Sypie mu na przynętę, by w trumnę szedł boso,

Rodzina z swej ofiarnej rozpaczy korzysta,

By go obuć na wieczność, bo zbyt jest ciernista –

I grosz trwoniąc ostatni dla nóg niedołęgi,

Zdobywa buty z łyka, tak zwane trupięgi.

A gdy już go wystroi w te zbytki żebracze,

Wówczas dopiero widzi, że nędzarz – i płacze!

 

Ja – poeta, co z nędzy chciałem się wymigać,

Aby śpiewać bez troski i wieczność rozstrzygać,

Gdy mnie w noc okradziono, drwię z ziemskiej mitręgi,

Bo wiem, że tam – w zaświatach mam swoje trupięgi!
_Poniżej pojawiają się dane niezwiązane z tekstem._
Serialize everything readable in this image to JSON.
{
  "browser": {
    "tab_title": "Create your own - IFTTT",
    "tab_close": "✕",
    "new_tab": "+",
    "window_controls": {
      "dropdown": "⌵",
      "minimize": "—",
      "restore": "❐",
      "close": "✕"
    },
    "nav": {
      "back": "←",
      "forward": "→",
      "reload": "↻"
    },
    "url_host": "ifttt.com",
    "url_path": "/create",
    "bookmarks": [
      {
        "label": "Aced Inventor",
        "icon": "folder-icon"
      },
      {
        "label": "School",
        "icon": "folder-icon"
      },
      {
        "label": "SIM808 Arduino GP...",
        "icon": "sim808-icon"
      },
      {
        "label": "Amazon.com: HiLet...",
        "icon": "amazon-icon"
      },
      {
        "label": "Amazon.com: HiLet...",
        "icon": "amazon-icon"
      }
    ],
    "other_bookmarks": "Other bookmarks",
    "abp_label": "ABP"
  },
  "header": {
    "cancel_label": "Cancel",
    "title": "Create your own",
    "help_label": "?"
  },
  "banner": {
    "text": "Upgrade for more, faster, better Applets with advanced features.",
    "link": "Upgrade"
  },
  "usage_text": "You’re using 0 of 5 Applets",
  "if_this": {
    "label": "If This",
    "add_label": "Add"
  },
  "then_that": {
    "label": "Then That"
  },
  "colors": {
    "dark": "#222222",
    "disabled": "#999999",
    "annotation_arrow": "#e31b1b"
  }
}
Dar kochanki czy wrogów chytra zapomoga? –

Wszystko jedno! W trupięgach pobiegnę do Boga!

I będę się chełpliwie przechadzał w zaświecie,

Właśnie tam i z powrotem po obłoków grzbiecie,

I raz jeszcze – i nieraz – do trzeciego razu,

Nie szczędząc oczom Boga moich stóp pokazu!

A jeśli Bóg, cudaczną urażony pychą,

Wzgardzi mną, jak nicością, obutą zbyt licho,

Ja – gniewny, nim się duch mój z prochem utożsami,

Będę tupał na Niego tymi trupięgami!